Ve beklendiği üzere maçı baştan sona Antalya BŞB önde
götürdü. Toplam skorumuzun yüzde 60’ını Henry Dobie ve Damien Kinloch’un
ürettiği maçta Özgür Adıgüzel, belki de geçtiğimiz haftalarda hakkında yazılanlar nedeniyle, ilk yarıda biraz tutuktu. Fakat Antalyalı “basketbol” seyircisinin
maç boyunca kendisine verdiği destek işe yaradı, maçın sonuna doğru 2 tane de 3’lük
sokup maçı 10 sayı ve 4 asist ile tamamladı. Kendisine bu desteği veren
seyircilere naçizane tavsiyem bir sonraki maça üzerinde sevdikleri oyuncunun resmi de
olan ve tüm tribünü kaplayacak bir afiş yaptırmak olabilir…

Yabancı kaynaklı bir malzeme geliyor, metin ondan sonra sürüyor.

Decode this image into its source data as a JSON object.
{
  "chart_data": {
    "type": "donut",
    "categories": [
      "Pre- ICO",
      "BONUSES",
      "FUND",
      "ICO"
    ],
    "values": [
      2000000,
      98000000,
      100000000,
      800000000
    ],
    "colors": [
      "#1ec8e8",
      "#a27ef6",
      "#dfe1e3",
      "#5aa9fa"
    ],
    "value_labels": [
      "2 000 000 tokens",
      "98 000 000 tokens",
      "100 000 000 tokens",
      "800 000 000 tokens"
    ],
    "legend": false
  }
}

Antalya BŞB’nin mevcut haliyle ligden düşmesinin mümkün
olmadığının farkındayım, ama daha önceki yazılarımda da dediğim gibi -evlerden
uzak- Henry Dobie, Damien Kinloch veya Alparslan Uruk’dan bir tanesi sakatlanır
veya takımdan ayrılırsa ne yaparız bilmiyorum. Bu arada hala maçları tribünden
seyreden biri olarak Damien Kinloch yerine daha güven veren bir pivot olsa çok
daha iyi olurdu fikrimde ısrarcıyım.
Dün aklıma 1980’lerde ortaokul ve lise yıllarımda İzmir’de
yaşarken neredeyse hiç kaçırmadığım Karşıyaka maçları geldi. Malum Karşıyaka o
yıllarda ligin en zor deplasmanıydı ve sahasında nadiren maç kaybederdi. Karşıyaka’nın farkı açtığı zamanlardaysa oyuna genç oyuncular girerdi. Zaman zaman hata yaparlardı ama yine de
oynarlardı. Kaf Sin Kaf, 1986-87 sezonunda Lig Şampiyonu olurken, 2 Amerikalısı dışındaki
tüm oyuncuları altyapıdan yetişmeydi… Eskiler ne der bilirsiniz; “Basketbol
sahada öğrenilir”. Kenarda oturarak değil yani…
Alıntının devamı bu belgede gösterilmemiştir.